Les limites de la politique migratoire européenne
"Kiyiya vuran insanlik", l'humanité lavée ou échouée en langue turque! Voilà l'un des hashtags les plus partagés la semaine dernière sur twitter suite à la diffusion à large échelle sur les médias et les réseaux sociaux de la photo de Aylan Kurdi, cet enfant de 3 ans, tee-shirt rouge, short bleu, tête penchée sur le sable, comme endormie sur un berceau de soie, que les vagues de la mer ont rejeté sur les rives de la plage d'Akyarlar, en bordure de la Turquie.
Un désastre, une catastrophe, un meurtre prémédité des consciences, de l'humain, de l'enfance. Terrible est notre monde! Terrible! Car, c'est souvent l'innocence qui paie les pots cassés de la folie des politiques. Et l'innocence est, cette fois-ci, sauvagement cueillie à la fleur de la vie par la barbarie, l’égoïsme, l'hypocrisie et que sais-je encore. La honte d'être homme, de se réclamer d'une quelconque chapelle humaniste, de revendiquer un soupçon de sensibilité, voilà comment je résume personnellement mon sentiment à la vue du contenu macabre de cette photo ! Cela me rappelle une autre image, gravée à jamais dans mon cerveau, celle de Mohammed Al-Dura, cet enfant palestinien de 12 ans qui, en l'an 2000, s'est réfugié derrière le dos de son père au moment même où les soldats israéliens lui tirent dessus à balles réelles, sans pitié, devant toutes les caméras du monde. Juste que la différence avec le cas de ce Kurde étant que les balles des assassins sionistes sont remplacées par les vagues de la mer. La mer est parfois mauvaise conseillère, la mer est prédatrice. Sauvage. Hélas !
I- La situation est dramatique
A vrai dire, la situation est dramatique. D'autant plus qu'à l'instabilité régionale du Moyen-Orient s'ajoutent les barrières d'acier dressées par cette Europe-forteresse face à des milliers de migrants ou de réfugiés (la terminologie présente en effet un flou sémantique d'une telle complexité qu'il est vraiment difficile de différencier les migrants économiques de ceux qui demandent l'asile «politique»). L'agence européenne de la surveillance des frontières (Frontex) a recensé sur les 7 premiers mois de l'année en cours 340 000 migrants arrivés aux portes de l'Europe, contre 123 500 pour la même période en 2014! L'écart est immense. En plus, selon l'organisation internationale pour les migrations (O.I.M), 2643 migrants ont perdu la vie dans cette aventure de la mort depuis le début de l'année alors que ce chiffre n'était que de l'ordre de 3500 pour le tout 2014! Il semble bien que la migration économique traditionnelle dont les pays européens ont été le point d'attraction durant les trente glorieuses (1945-1975) a changé de nos jours de nature et de dynamique. Les migrants dont 90% sont des syriens, des irakiens ou des afghans fuient désormais la guerre, les persécutions, l'insécurité, Al-Assad, Daesh, les milices islamistes, les exactions, etc.

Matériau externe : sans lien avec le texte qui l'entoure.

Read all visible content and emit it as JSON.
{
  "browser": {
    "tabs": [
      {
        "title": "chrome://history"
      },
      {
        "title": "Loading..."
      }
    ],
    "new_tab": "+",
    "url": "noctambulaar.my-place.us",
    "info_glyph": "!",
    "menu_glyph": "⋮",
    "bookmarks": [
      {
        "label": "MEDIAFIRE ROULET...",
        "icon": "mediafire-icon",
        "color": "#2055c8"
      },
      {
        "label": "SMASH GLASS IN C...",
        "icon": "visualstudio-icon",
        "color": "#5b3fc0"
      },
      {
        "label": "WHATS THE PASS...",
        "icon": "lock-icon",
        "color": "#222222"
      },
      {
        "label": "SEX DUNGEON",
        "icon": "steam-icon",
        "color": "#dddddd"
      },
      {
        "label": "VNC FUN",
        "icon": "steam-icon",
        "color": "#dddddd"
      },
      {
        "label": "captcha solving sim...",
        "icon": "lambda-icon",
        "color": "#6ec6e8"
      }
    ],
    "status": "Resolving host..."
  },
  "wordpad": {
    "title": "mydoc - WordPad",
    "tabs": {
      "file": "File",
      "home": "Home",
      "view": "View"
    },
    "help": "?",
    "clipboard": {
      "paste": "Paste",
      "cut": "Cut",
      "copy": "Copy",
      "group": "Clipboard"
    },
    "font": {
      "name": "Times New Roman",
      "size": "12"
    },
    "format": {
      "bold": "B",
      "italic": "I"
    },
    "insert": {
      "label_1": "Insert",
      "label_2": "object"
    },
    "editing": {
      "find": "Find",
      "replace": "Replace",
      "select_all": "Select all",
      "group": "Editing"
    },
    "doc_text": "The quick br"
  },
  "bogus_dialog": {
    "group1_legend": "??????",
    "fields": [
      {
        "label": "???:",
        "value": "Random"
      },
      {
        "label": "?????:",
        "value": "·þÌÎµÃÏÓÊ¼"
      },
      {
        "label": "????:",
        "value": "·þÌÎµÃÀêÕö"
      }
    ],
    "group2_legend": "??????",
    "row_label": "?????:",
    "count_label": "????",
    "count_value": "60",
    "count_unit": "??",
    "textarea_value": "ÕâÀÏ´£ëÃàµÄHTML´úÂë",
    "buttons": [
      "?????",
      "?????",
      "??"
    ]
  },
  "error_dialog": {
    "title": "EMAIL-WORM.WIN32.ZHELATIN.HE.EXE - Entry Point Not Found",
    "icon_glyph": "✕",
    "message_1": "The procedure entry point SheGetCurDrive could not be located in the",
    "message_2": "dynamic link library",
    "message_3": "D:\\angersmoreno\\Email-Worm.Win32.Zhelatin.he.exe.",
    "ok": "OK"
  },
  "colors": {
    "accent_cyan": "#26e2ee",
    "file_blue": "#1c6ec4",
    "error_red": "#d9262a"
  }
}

L'itinéraire qu'ils préfèrent est celui des Balkans de l'ouest (Serbie, Macédoine, Bulgarie, etc) car sans grands risques de contrôle aux frontières. En revanche, les péripéties de cette épopée peuvent tourner au drame. Ce fut le cas en particulier le 27 août dernier lorsque des dizaines de corps sans vie (environ 70) auraient été retrouvés dans un poids lourd en stationnement en bordure de la ville de Parndorf, frontalière de la Hongrie, dans l'Etat de Burgenland, à l'est de l'Autriche. Deux jours plus tard, le gouvernement hongrois du «très nationaliste» Victor Orban annonce l'achèvement d'un mur de barbelés érigé sur 175 km de frontières avec la Serbie. Comme quoi, cet effet d'annonce sert bien la cause de ceux qui prônaient déjà auparavant le durcissement des conditions d'accès au ventre de l'Europe de l'ouest (l'eldorado tant espéré des réfugiés). Cet état d'urgence est justifié, médias aidant, par l'afflux en quelques jours seulement en Hongrie d'environ 3241 migrants en majorité syriens dont 700 enfants. La Grèce étant pour rappel avec l'Italie et la Turquie, la plaque tournante des passeurs à qui cette crise humanitaire aura rendu le plus grand des services. Ceux-ci demandent aux migrants des sommes faramineuses allant de 500 à 100 000 euros. Sommes qu'ils multiplient parfois par 2 s'il y a renforcement de mesures de contrôle aux frontières. Les autorités allemandes, à elles seules, ont arrêté près de 400 d'entre eux ces derniers mois, parmi les 2000 autres recensés depuis le début de l'année.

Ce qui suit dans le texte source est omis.